Is Pirelli get rubbered out?
19 April 2013
I get confused by those who continually moan about the rules and regulations of Formula 1? The rules are agreed by the teams, the Federation, the Technical working Group and who knows, perhaps even the Pope. It seems that TOO much entertainment it a problem now ? Some of the old farts can’t catch up n their Sunday afternoon nap now because you can’t just watch the start and the finish of the race anymore. You have to watch the whole thing because it is so damn exciting!
Nothing in life is perfect and the same is true about F1. There are things that can be tweaked in Formula 1 at the moment however there are many many things to think about when changes are made or discussed to be made.
Formula 1 is the pinnacle of motorsport. It is the epitome of perfection and much of the technology used in F1 gravitates down into the use of our daily vehicles. With this in mind, let’s look forward and not backwards. If you like or want retro racing then I suggest go to the many Historic race weekends around the world and enjoy the world that was. I love watching historic cars but mainly t see how things have progressed from then until today. Today’s F1 is brilliant and should be embraced. But, it is not perfect.

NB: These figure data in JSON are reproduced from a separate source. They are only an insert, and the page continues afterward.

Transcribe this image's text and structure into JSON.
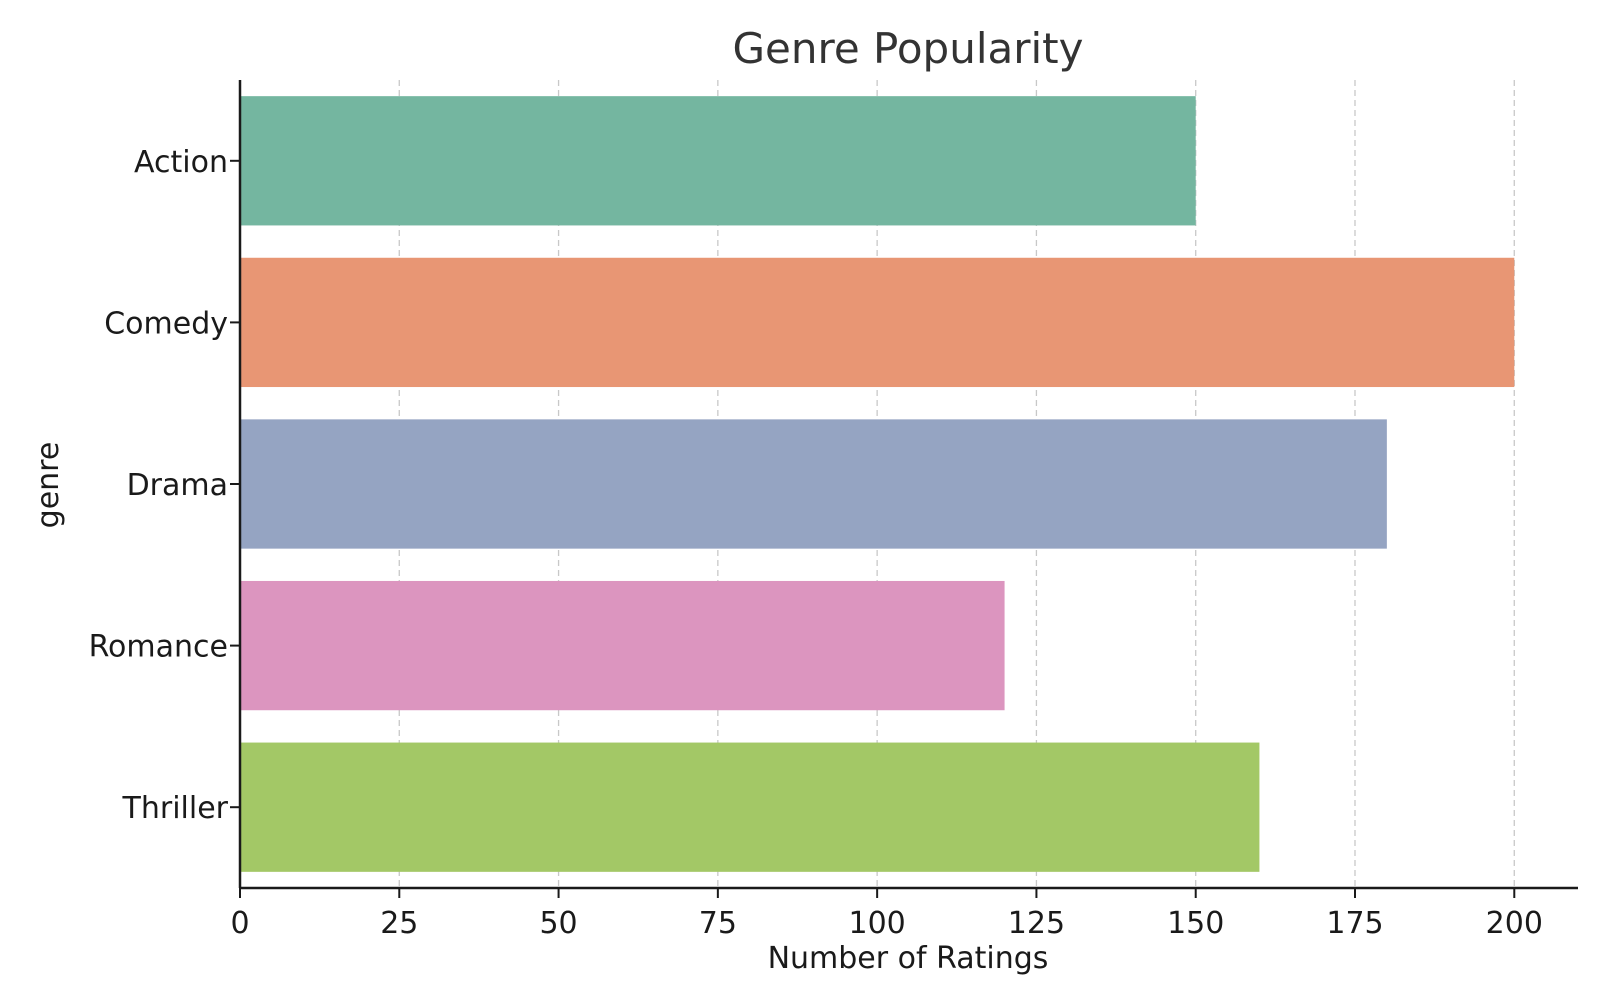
{
  "chart_data": {
    "type": "bar",
    "orientation": "horizontal",
    "title": "Genre Popularity",
    "xlabel": "Number of Ratings",
    "ylabel": "genre",
    "categories": [
      "Action",
      "Comedy",
      "Drama",
      "Romance",
      "Thriller"
    ],
    "values": [
      150,
      200,
      180,
      120,
      160
    ],
    "colors": [
      "#74b6a0",
      "#e89674",
      "#95a4c2",
      "#dc95bf",
      "#a3c866"
    ],
    "xlim": [
      0,
      210
    ],
    "xticks": [
      0,
      25,
      50,
      75,
      100,
      125,
      150,
      175,
      200
    ],
    "grid": "vertical dashed",
    "legend": "none"
  }
}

Let me talk about the introduction of DRS and Pirelli’s re-introduction back into F1 recently. Pirelli were mandated to make a tyre that would wear out quicker than those made by Bridgestone. As a company, I am sure that Pirelli thought long and hard about the challenge. Do they try and help make formula 1 more entertaining or do they for the corporate route and ensure that their name is synonymous with quality and durability? They accepted the riskier challenge and it has been admirable and brilliant for the sport. Of course, it is not perfect but they have done what has been asked of them. If you look back at the Chinese GP this year, we had a myriad of tyre strategies and a lot of pit stops. This added to the tension and excitement and the result was another great race. There was one problem I had with the race though and the tyres. The Pirelli choices for the race were the soft and medium compounds. Now, had the weather been the same as in 2012, we would have seen the soft tyre lasting a lot longer than 5 laps. The weather had a factor. Had Pirelli given us the medium and hard compound tyres for the race, I can guarantee you that we would have had a one stop race and it would have been processional. You cannot blame Pirelli for the weather but I do think they need to perhaps change the compound slightly so that the soft tyre does last longer regardless of the weather conditions. Pirelli have said they will re-look at the tyre compounds once they get back to Europe. I beg Pirelli to remain aggressive for the remainder of the season. Since their return to F1 we have seen some of the most incredible racing and races in recent memory. Well done to them.
The DRS (Drag reduction system) is in simple terms and open flap for the following car to deploy which reduces the drag and allows for easier overtaking. This system may only be deployed in certain designated areas of the circuit as specified by the FIA. In China we had two DRS zones. The Chinese Shanghai circuit has a massively long back straight. It is actually too long. I say this because the car set-up for this track doesn’t allow an F1 car to just reduce wing and to go as fast as possible. The tricky corners in Shanghai means there has to be quite a big compromise between straight line speed and cornering ability. What happens is that most of the cars are on the rev limiter as they go down that straight. The DRS helps significantly on that part of the track. If you noticed, most overtakes on that straight are done right at the activation zone and not at the end of the straight purely because of the cars being at their limit. The second DRS zone is down the main straight and if you get a food exit out of the last corner then you can gain back the position you lost on the back straight. Thrilling stuff in my opinion.
With a few tweaks here and here , I really don’t have a problem with the way things are at present.
I do fear that if Pirelli keep getting knocked for doing their job, they might withdraw and we will have a Korean tyre coming in to F1; that is if there is still Korea.